= Fáelán mac Murchada =

Fáelán mac Murchada (died 738) was a King of Leinster from the Uí Dúnlainge branch of the Laigin. He was the son of Murchad mac Brain Mut (died 727), a previous king. He ruled from 728 to 738.

He is first mentioned in the annals in 727 when he won a victory at the Battle of Bairenn or Inis Bregainn leading the men of Liffey over Eterscél mac Cellaig of the Uí Máil of Cualu and Congal mac Brain who were slain. In 728 he acquired the throne of Leinster by slaying his elder brother Dúnchad mac Murchada (died 728) at the Battle of Ailenn (Co.Kildare).

The weakness of the Ui Neill at this time led Cathal mac Finguine (died 742), the King of Munster, to assert his claims over Leinster. In 735 was fought the Battle of Belach Éile between the Leinstermen and Munstermen with much slaughter on both sides. Cellach mac Fáelchair of the Osraige was slain fighting for Cathal who was defeated. The Annals of Innisfallen, however, claim that Cathal won the battle. The location of the battle makes it probable that Cellach of the Osraige was the aggressor and was taking advantage of the rivalry of Faelan with Áed mac Colggen (died 738) of the Uí Cheinnselaig.

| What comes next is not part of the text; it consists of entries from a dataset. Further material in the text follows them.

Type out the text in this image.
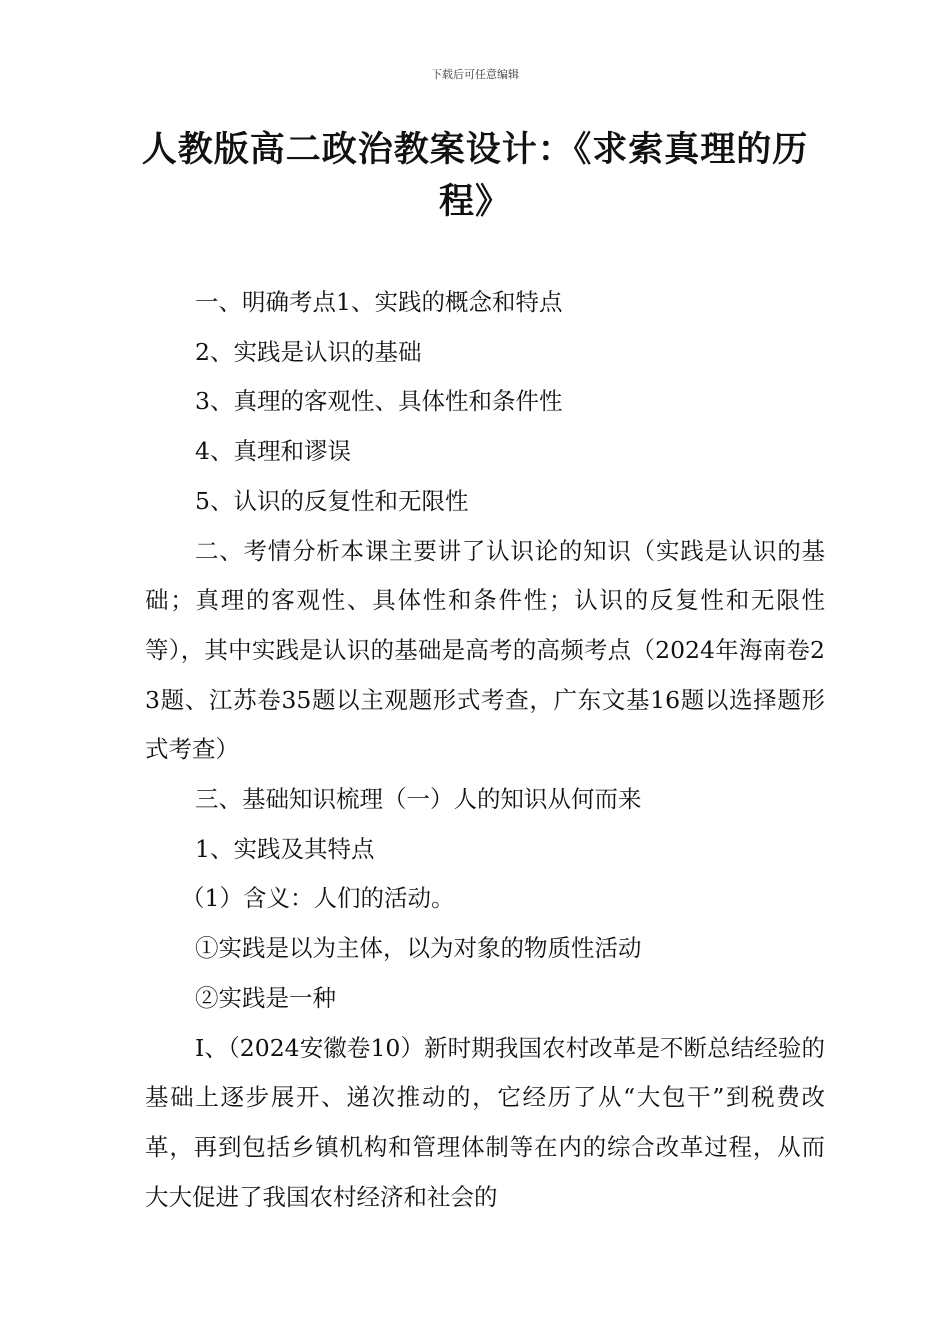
下载后可任意编辑
人教版高二政治教案设计：《求索真理的历程》

一、明确考点1、实践的概念和特点

2、实践是认识的基础

3、真理的客观性、具体性和条件性

4、真理和谬误

5、认识的反复性和无限性

二、考情分析本课主要讲了认识论的知识（实践是认识的基础；真理的客观性、具体性和条件性；认识的反复性和无限性等），其中实践是认识的基础是高考的高频考点（2024年海南卷23题、江苏卷35题以主观题形式考查，广东文基16题以选择题形式考查）

三、基础知识梳理（一）人的知识从何而来

1、实践及其特点

（1）含义：人们的活动。

①实践是以为主体，以为对象的物质性活动

②实践是一种

Ⅰ、（2024安徽卷10）新时期我国农村改革是不断总结经验的基础上逐步展开、递次推动的，它经历了从“大包干”到税费改革，再到包括乡镇机构和管理体制等在内的综合改革过程，从而大大促进了我国农村经济和社会的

In 738 Cathal was able to lead a hosting into Leinster and took hostages and treasure from Faelan who then died that year at an "unripe" age. The Annals of Tigernach claim it was his brother Bran Becc mac Murchada (died 738) whom the hostages were taken from but it was more probably Faelan.

Faelan had married his brother's widow Tualath ingen Cathail, daughter of Cathal of Munster. He was the ancestor of the Uí Fáeláin sept of the Ui Dunlainge ruling at Naas in the eastern part of the Liffey plain, Airthir Liphi. His son Ruaidrí mac Fáeláin (died 785) was a King of Leinster.